The SA Labor party has suggested that regional industries have been "neglected" in the Marshall Liberal Government's training programs.
Latest official figures show that there has been a 25 per cent decline in training places for key regional industries in the two years the State Government has been in power.
Training places in agriculture and horticulture have declined by 15 per cent compared to the last two years of the Labor Government.
There has also been a 32 per cent decline in meat processing training places, which has resulted in a total combined reduction of more than 25 per cent.
The concerning figures are revealed in the latest report on Apprentices and Trainees from the National Centre for Vocational Education and Training (NCVER).
Labor's Shadow Minister for Regional Development Clare Scriven said that the State Government needs to explain why it is leaving crucial regional industries behind.
"Why is this government ignoring the need for training in regional industries?," she said.
"It is spending $200 million on its Skilling South Australia program, yet training for agriculture, horticulture, conservation and land Management have gone backwards.

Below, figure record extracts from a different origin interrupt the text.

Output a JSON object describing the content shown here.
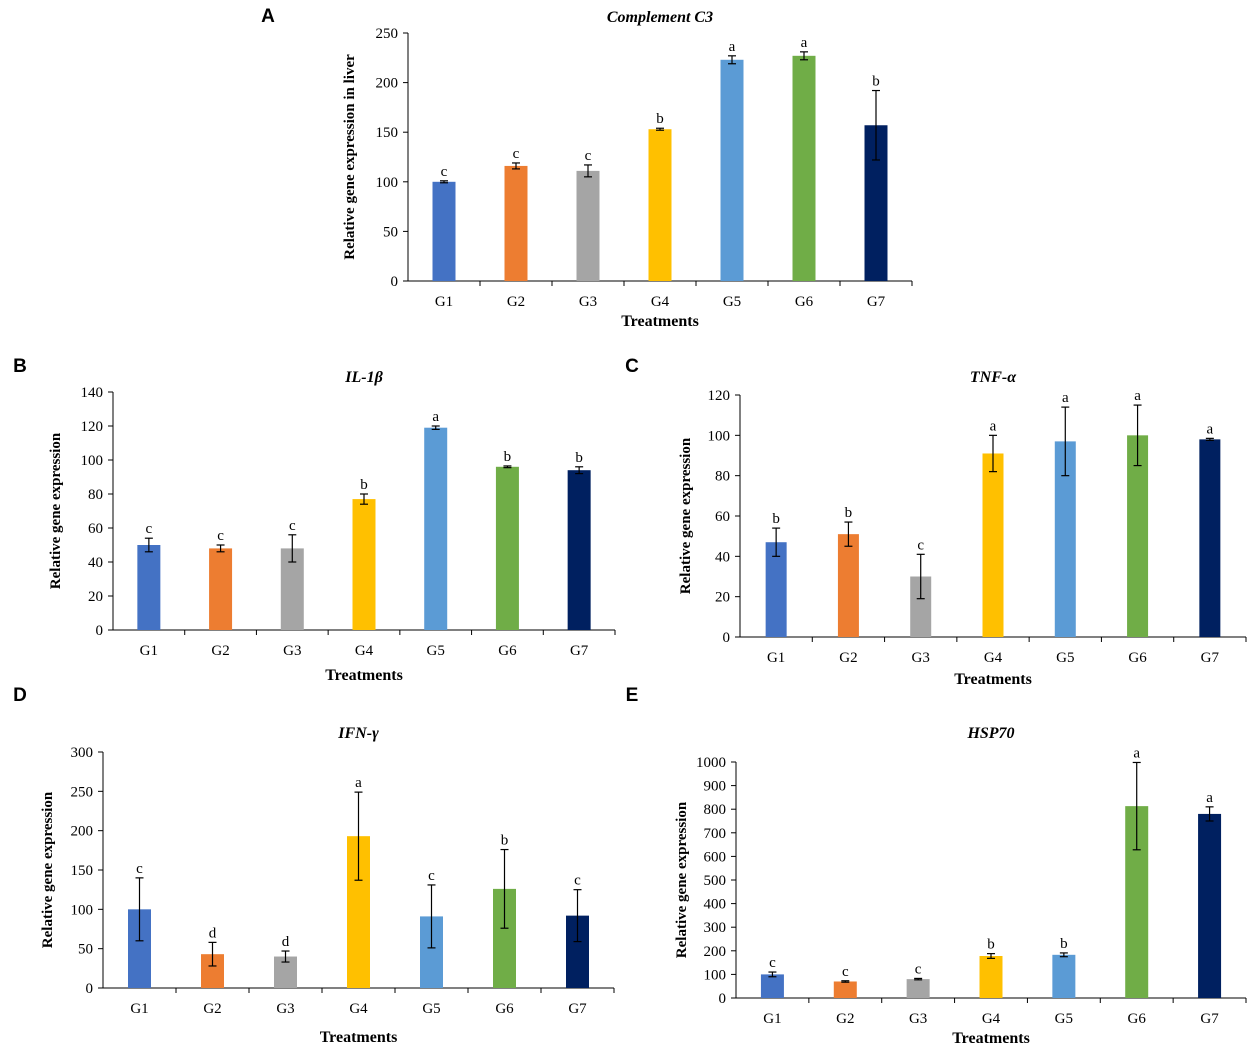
{
  "colors": {
    "G1": "#4472C4",
    "G2": "#ED7D31",
    "G3": "#A5A5A5",
    "G4": "#FFC000",
    "G5": "#5B9BD5",
    "G6": "#70AD47",
    "G7": "#002060"
  },
  "chart_data": [
    {
      "panel": "A",
      "type": "bar",
      "title": "Complement C3",
      "xlabel": "Treatments",
      "ylabel": "Relative gene expression in liver",
      "categories": [
        "G1",
        "G2",
        "G3",
        "G4",
        "G5",
        "G6",
        "G7"
      ],
      "values": [
        100,
        116,
        111,
        153,
        223,
        227,
        157
      ],
      "errors": [
        1,
        3,
        6,
        1,
        4,
        4,
        35
      ],
      "letters": [
        "c",
        "c",
        "c",
        "b",
        "a",
        "a",
        "b"
      ],
      "ylim": [
        0,
        250
      ],
      "yticks": [
        0,
        50,
        100,
        150,
        200,
        250
      ]
    },
    {
      "panel": "B",
      "type": "bar",
      "title": "IL-1β",
      "xlabel": "Treatments",
      "ylabel": "Relative gene expression",
      "categories": [
        "G1",
        "G2",
        "G3",
        "G4",
        "G5",
        "G6",
        "G7"
      ],
      "values": [
        50,
        48,
        48,
        77,
        119,
        96,
        94
      ],
      "errors": [
        4,
        2,
        8,
        3,
        1,
        0.5,
        2
      ],
      "letters": [
        "c",
        "c",
        "c",
        "b",
        "a",
        "b",
        "b"
      ],
      "ylim": [
        0,
        140
      ],
      "yticks": [
        0,
        20,
        40,
        60,
        80,
        100,
        120,
        140
      ]
    },
    {
      "panel": "C",
      "type": "bar",
      "title": "TNF-α",
      "xlabel": "Treatments",
      "ylabel": "Relative gene expression",
      "categories": [
        "G1",
        "G2",
        "G3",
        "G4",
        "G5",
        "G6",
        "G7"
      ],
      "values": [
        47,
        51,
        30,
        91,
        97,
        100,
        98
      ],
      "errors": [
        7,
        6,
        11,
        9,
        17,
        15,
        0.5
      ],
      "letters": [
        "b",
        "b",
        "c",
        "a",
        "a",
        "a",
        "a"
      ],
      "ylim": [
        0,
        120
      ],
      "yticks": [
        0,
        20,
        40,
        60,
        80,
        100,
        120
      ]
    },
    {
      "panel": "D",
      "type": "bar",
      "title": "IFN-γ",
      "xlabel": "Treatments",
      "ylabel": "Relative gene expression",
      "categories": [
        "G1",
        "G2",
        "G3",
        "G4",
        "G5",
        "G6",
        "G7"
      ],
      "values": [
        100,
        43,
        40,
        193,
        91,
        126,
        92
      ],
      "errors": [
        40,
        15,
        7,
        56,
        40,
        50,
        33
      ],
      "letters": [
        "c",
        "d",
        "d",
        "a",
        "c",
        "b",
        "c"
      ],
      "ylim": [
        0,
        300
      ],
      "yticks": [
        0,
        50,
        100,
        150,
        200,
        250,
        300
      ]
    },
    {
      "panel": "E",
      "type": "bar",
      "title": "HSP70",
      "xlabel": "Treatments",
      "ylabel": "Relative gene expression",
      "categories": [
        "G1",
        "G2",
        "G3",
        "G4",
        "G5",
        "G6",
        "G7"
      ],
      "values": [
        100,
        70,
        80,
        178,
        183,
        813,
        780
      ],
      "errors": [
        10,
        3,
        3,
        10,
        8,
        185,
        30
      ],
      "letters": [
        "c",
        "c",
        "c",
        "b",
        "b",
        "a",
        "a"
      ],
      "ylim": [
        0,
        1000
      ],
      "yticks": [
        0,
        100,
        200,
        300,
        400,
        500,
        600,
        700,
        800,
        900,
        1000
      ]
    }
  ]
}
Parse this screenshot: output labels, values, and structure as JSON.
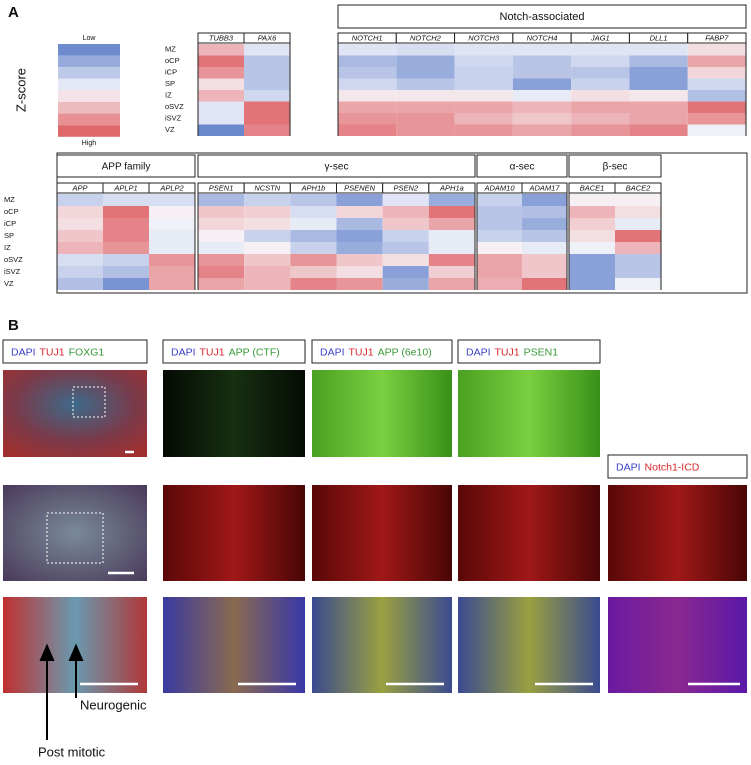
{
  "panel_a": {
    "label": "A",
    "legend": {
      "title": "Z-score",
      "low": "Low",
      "high": "High"
    },
    "colorscale": {
      "low": "#5b7bc9",
      "mid": "#f7f7fb",
      "high": "#dd5356"
    },
    "zlim": [
      -2,
      2
    ],
    "rows": [
      "MZ",
      "oCP",
      "iCP",
      "SP",
      "IZ",
      "oSVZ",
      "iSVZ",
      "VZ"
    ],
    "top_groups": [
      {
        "genes": [
          {
            "name": "TUBB3",
            "values": [
              0.8,
              1.6,
              1.2,
              0.3,
              0.8,
              -0.3,
              -0.3,
              -1.8
            ]
          },
          {
            "name": "PAX6",
            "values": [
              -0.3,
              -0.8,
              -0.8,
              -0.8,
              -0.5,
              1.6,
              1.6,
              1.4
            ]
          }
        ]
      },
      {
        "title": "Notch-associated",
        "genes": [
          {
            "name": "NOTCH1",
            "values": [
              -0.3,
              -1.0,
              -0.8,
              -0.5,
              0.2,
              1.0,
              1.2,
              1.4
            ]
          },
          {
            "name": "NOTCH2",
            "values": [
              -0.4,
              -1.2,
              -1.2,
              -0.8,
              0.2,
              1.0,
              1.2,
              1.2
            ]
          },
          {
            "name": "NOTCH3",
            "values": [
              -0.3,
              -0.5,
              -0.6,
              -0.6,
              0.2,
              1.0,
              0.8,
              1.2
            ]
          },
          {
            "name": "NOTCH4",
            "values": [
              -0.3,
              -0.8,
              -0.8,
              -1.4,
              -0.2,
              0.8,
              0.6,
              1.0
            ]
          },
          {
            "name": "JAG1",
            "values": [
              -0.3,
              -0.5,
              -0.8,
              -0.6,
              0.3,
              1.0,
              0.8,
              1.2
            ]
          },
          {
            "name": "DLL1",
            "values": [
              -0.3,
              -1.0,
              -1.4,
              -1.4,
              0.2,
              1.0,
              1.0,
              1.4
            ]
          },
          {
            "name": "FABP7",
            "values": [
              0.3,
              1.0,
              0.4,
              -0.5,
              -0.9,
              1.6,
              1.2,
              -0.1
            ]
          }
        ]
      }
    ],
    "bottom_groups": [
      {
        "title": "APP family",
        "genes": [
          {
            "name": "APP",
            "values": [
              -0.6,
              0.4,
              0.3,
              0.6,
              0.8,
              -0.4,
              -0.6,
              -0.9
            ]
          },
          {
            "name": "APLP1",
            "values": [
              -0.4,
              1.6,
              1.4,
              1.4,
              1.2,
              -0.6,
              -0.9,
              -1.6
            ]
          },
          {
            "name": "APLP2",
            "values": [
              -0.4,
              0.1,
              -0.1,
              -0.2,
              -0.2,
              1.2,
              1.0,
              1.0
            ]
          }
        ]
      },
      {
        "title": "γ-sec",
        "genes": [
          {
            "name": "PSEN1",
            "values": [
              -1.0,
              0.6,
              0.4,
              0.1,
              -0.2,
              1.2,
              1.4,
              1.0
            ]
          },
          {
            "name": "NCSTN",
            "values": [
              -0.6,
              0.5,
              0.3,
              -0.6,
              0.1,
              0.6,
              0.8,
              0.8
            ]
          },
          {
            "name": "APH1b",
            "values": [
              -0.8,
              -0.4,
              -0.2,
              -1.0,
              -0.6,
              1.2,
              0.6,
              1.4
            ]
          },
          {
            "name": "PSENEN",
            "values": [
              -1.4,
              0.4,
              -1.0,
              -1.4,
              -1.2,
              0.6,
              0.3,
              1.2
            ]
          },
          {
            "name": "PSEN2",
            "values": [
              -0.3,
              0.8,
              0.6,
              -0.6,
              -0.8,
              0.3,
              -1.4,
              -1.2
            ]
          },
          {
            "name": "APH1a",
            "values": [
              -1.2,
              1.6,
              1.0,
              -0.2,
              -0.2,
              1.4,
              0.5,
              1.0
            ]
          }
        ]
      },
      {
        "title": "α-sec",
        "genes": [
          {
            "name": "ADAM10",
            "values": [
              -0.6,
              -0.8,
              -0.8,
              -0.6,
              0.1,
              1.0,
              1.0,
              0.9
            ]
          },
          {
            "name": "ADAM17",
            "values": [
              -1.4,
              -0.9,
              -1.2,
              -0.8,
              -0.2,
              0.6,
              0.6,
              1.6
            ]
          }
        ]
      },
      {
        "title": "β-sec",
        "genes": [
          {
            "name": "BACE1",
            "values": [
              0.1,
              0.8,
              0.5,
              0.3,
              -0.1,
              -1.4,
              -1.4,
              -1.4
            ]
          },
          {
            "name": "BACE2",
            "values": [
              0.1,
              0.3,
              -0.2,
              1.6,
              0.8,
              -0.8,
              -0.8,
              -0.1
            ]
          }
        ]
      }
    ]
  },
  "panel_b": {
    "label": "B",
    "captions": [
      [
        {
          "text": "DAPI",
          "color": "#3a44c8"
        },
        {
          "text": "TUJ1",
          "color": "#d9262a"
        },
        {
          "text": "FOXG1",
          "color": "#3a9a3a"
        }
      ],
      [
        {
          "text": "DAPI",
          "color": "#3a44c8"
        },
        {
          "text": "TUJ1",
          "color": "#d9262a"
        },
        {
          "text": "APP (CTF)",
          "color": "#3a9a3a"
        }
      ],
      [
        {
          "text": "DAPI",
          "color": "#3a44c8"
        },
        {
          "text": "TUJ1",
          "color": "#d9262a"
        },
        {
          "text": "APP (6e10)",
          "color": "#3a9a3a"
        }
      ],
      [
        {
          "text": "DAPI",
          "color": "#3a44c8"
        },
        {
          "text": "TUJ1",
          "color": "#d9262a"
        },
        {
          "text": "PSEN1",
          "color": "#3a9a3a"
        }
      ],
      [
        {
          "text": "DAPI",
          "color": "#3a44c8"
        },
        {
          "text": "Notch1-ICD",
          "color": "#d9262a"
        }
      ]
    ],
    "annotations": [
      "Neurogenic",
      "Post mitotic"
    ]
  }
}
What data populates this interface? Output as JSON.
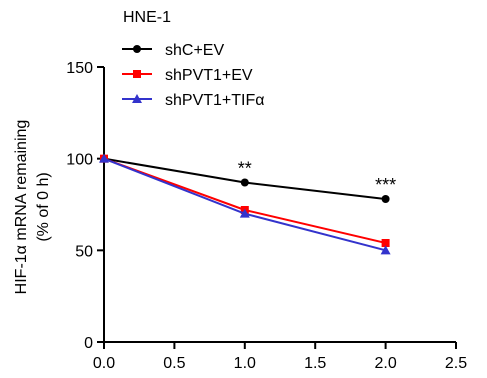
{
  "chart_data": {
    "type": "line",
    "title": "HNE-1",
    "xlabel": "",
    "ylabel_lines": [
      "HIF-1α mRNA remaining",
      "(% of 0 h)"
    ],
    "xlim": [
      0,
      2.5
    ],
    "ylim": [
      0,
      150
    ],
    "x_ticks": [
      0.0,
      0.5,
      1.0,
      1.5,
      2.0,
      2.5
    ],
    "x_tick_labels": [
      "0.0",
      "0.5",
      "1.0",
      "1.5",
      "2.0",
      "2.5"
    ],
    "y_ticks": [
      0,
      50,
      100,
      150
    ],
    "y_tick_labels": [
      "0",
      "50",
      "100",
      "150"
    ],
    "grid": false,
    "legend_position": "top-left",
    "series": [
      {
        "name": "shC+EV",
        "color": "#000000",
        "marker": "circle",
        "x": [
          0,
          1,
          2
        ],
        "y": [
          100,
          87,
          78
        ]
      },
      {
        "name": "shPVT1+EV",
        "color": "#ff0000",
        "marker": "square",
        "x": [
          0,
          1,
          2
        ],
        "y": [
          100,
          72,
          54
        ]
      },
      {
        "name": "shPVT1+TIFα",
        "color": "#3333cc",
        "marker": "triangle",
        "x": [
          0,
          1,
          2
        ],
        "y": [
          100,
          70,
          50
        ]
      }
    ],
    "annotations": [
      {
        "text": "**",
        "x": 1,
        "y": 87
      },
      {
        "text": "***",
        "x": 2,
        "y": 78
      }
    ]
  }
}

"We also know that South Australian meatworks companies are looking for skilled staff, yet training has dropped by a third."
While the COVID-19 pandemic has affected countless businesses across the state, Ms Scriven stated this has been a problem for quite some time.
"This was happening before COVID-19 hit us and means that there are even more challenges than there should be for these industries to access skilled labour now," she said.
"This is yet another proof that the Liberals' claims that #RegionsMatter was nothing more than an election slogan.
"Regional residents and regional businesses deserve better than this."
Shadow Minister for Training and Skills Blair Boyer said the State Government has failed to live up to its election promises of creating additional new apprenticeships.
"We know that the Marshall Liberal Government is failing to meet its election promise of creating an additional 20,800 new apprenticeships within four years," he said
"We know it is behind even the 2016 benchmark measure of 9975 commencements."
Mr Boyer said South Australia needs a State Government that is "upfront and transparent" when it comes to skills and jobs.